OCD and the iPhone

Continuing the series debuted with “OCD and the Fitbit,” I’d like to further embarrass myself by providing you with another window into my dysfunctional relationship with portable electronics.

I got an iPhone 6 on Saturday. It’s truly a thing of beauty. Aesthetically, anyway: I can’t tell you much about its functionality beyond what I read in the dozens of reviews I studied prior to purchase.

Even my iPhone thinks I shouldn't let my OCD get the best of me.
Even my iPhone thinks that I shouldn’t let my OCD get the best of me.

Why? The answer should be obvious.

The chances that I’ll damage my stunning gold iPhone (yep, I’m an Apple fangirl) increase exponentially every time I lay my carefully washed hands on it.

I wish I could operate like a “normal” person and use a new device immediately after acquiring it. Instead, there’s an extended “getting to know you” period during which I try to habituate myself to the idea that the phone/laptop/whatever I’ve just bought is meant to be touched and taken out of the house.

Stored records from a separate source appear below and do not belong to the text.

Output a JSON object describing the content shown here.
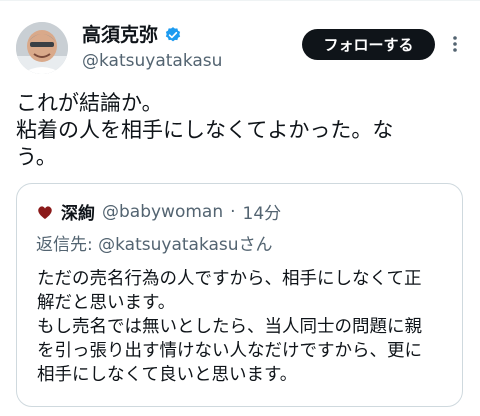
{
  "author": {
    "display_name": "高須克弥",
    "handle": "@katsuyatakasu",
    "verified_icon": "verified-badge-icon",
    "avatar_icon": "avatar"
  },
  "header": {
    "follow_label": "フォローする",
    "more_icon": "more-vertical-icon"
  },
  "tweet": {
    "lines": [
      "これが結論か。",
      "粘着の人を相手にしなくてよかった。な",
      "う。"
    ]
  },
  "quote": {
    "author_name": "深絢",
    "handle": "@babywoman",
    "separator": "·",
    "time": "14分",
    "reply_prefix": "返信先:",
    "reply_mention": "@katsuyatakasu",
    "reply_suffix": "さん",
    "body_lines": [
      "ただの売名行為の人ですから、相手にしなくて正",
      "解だと思います。",
      "もし売名では無いとしたら、当人同士の問題に親",
      "を引っ張り出す情けない人なだけですから、更に",
      "相手にしなくて良いと思います。"
    ]
  },
  "colors": {
    "text_primary": "#0f1419",
    "text_secondary": "#536471",
    "verified_blue": "#1d9bf0",
    "follow_bg": "#0f1419",
    "border": "#cfd9de"
  }
}
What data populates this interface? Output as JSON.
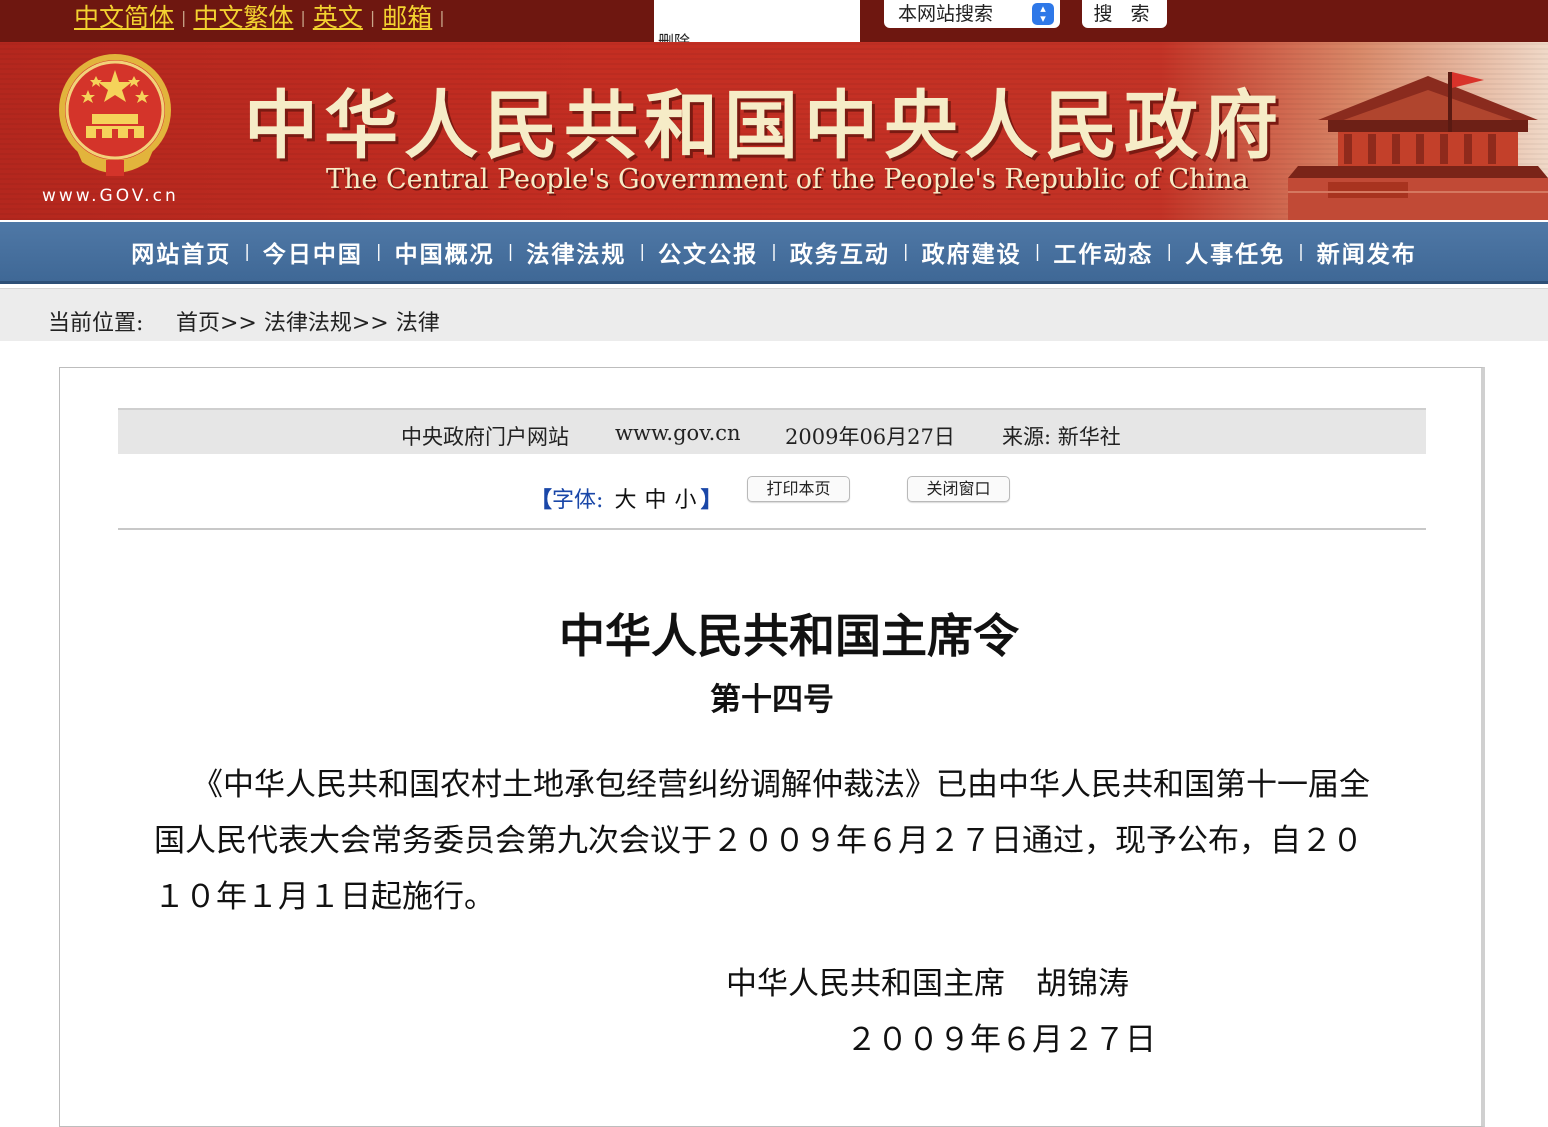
{
  "topbar": {
    "languages": [
      "中文简体",
      "中文繁体",
      "英文",
      "邮箱"
    ],
    "partial_text": "删除",
    "search_scope": "本网站搜索",
    "search_button": "搜 索"
  },
  "banner": {
    "site_url": "www.GOV.cn",
    "title_cn": "中华人民共和国中央人民政府",
    "title_en": "The Central People's Government of the People's Republic of China"
  },
  "nav": {
    "items": [
      "网站首页",
      "今日中国",
      "中国概况",
      "法律法规",
      "公文公报",
      "政务互动",
      "政府建设",
      "工作动态",
      "人事任免",
      "新闻发布"
    ],
    "separator": "|"
  },
  "breadcrumb": {
    "label": "当前位置:",
    "path": "首页>> 法律法规>> 法律"
  },
  "info": {
    "portal": "中央政府门户网站",
    "url": "www.gov.cn",
    "date": "2009年06月27日",
    "source": "来源: 新华社"
  },
  "tools": {
    "bracket_open": "【",
    "font_label": "字体:",
    "sizes": [
      "大",
      "中",
      "小"
    ],
    "bracket_close": "】",
    "print_button": "打印本页",
    "close_button": "关闭窗口"
  },
  "document": {
    "title": "中华人民共和国主席令",
    "number": "第十四号",
    "body": "《中华人民共和国农村土地承包经营纠纷调解仲裁法》已由中华人民共和国第十一届全国人民代表大会常务委员会第九次会议于２００９年６月２７日通过，现予公布，自２０１０年１月１日起施行。",
    "signatory": "中华人民共和国主席　胡锦涛",
    "sign_date": "２００９年６月２７日"
  },
  "colors": {
    "topbar": "#6e1710",
    "language_link": "#f3d230",
    "banner_red": "#c42e22",
    "nav_blue": "#4f78a6",
    "font_control_blue": "#1a47a8"
  }
}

Then there’s a lingering sense of discomfort.

Then there’s the occasional freakout. The problem is, I’m able to convince myself that every fingerprint is a scratch. If I find a genuine scratch, no matter how tiny, I feel like I’ve destroyed the object in question and wish I could get rid of it and start afresh. (This, ladies and gentlemen, is called “black and white thinking.”)

Within a few days, I’ll have come to terms with the fact that with no risk comes no reward. Specifically, without removing my iPhone 6 from the safety of my living room, I won’t be able to experience it like it deserves to be experienced. Or, if I want to pretentiously bring it back to Italian Studies, I could quote Niccolò Machiavelli, who wrote that “never was anything great achieved without danger”; this is is clearly appropriate since I would likely achieve minor greatness with my iPhone—Instagram a celebrity during the Toronto International Film Festival, for example—if only I could face the threat associated with exposing it to the environmental perils of the outside world. But God knows that when I do, it’ll be swathed in a thick layer of protective materials of various descriptions and that I’ll shed a tear or two at the first little dint that appears on its now-flawless exterior.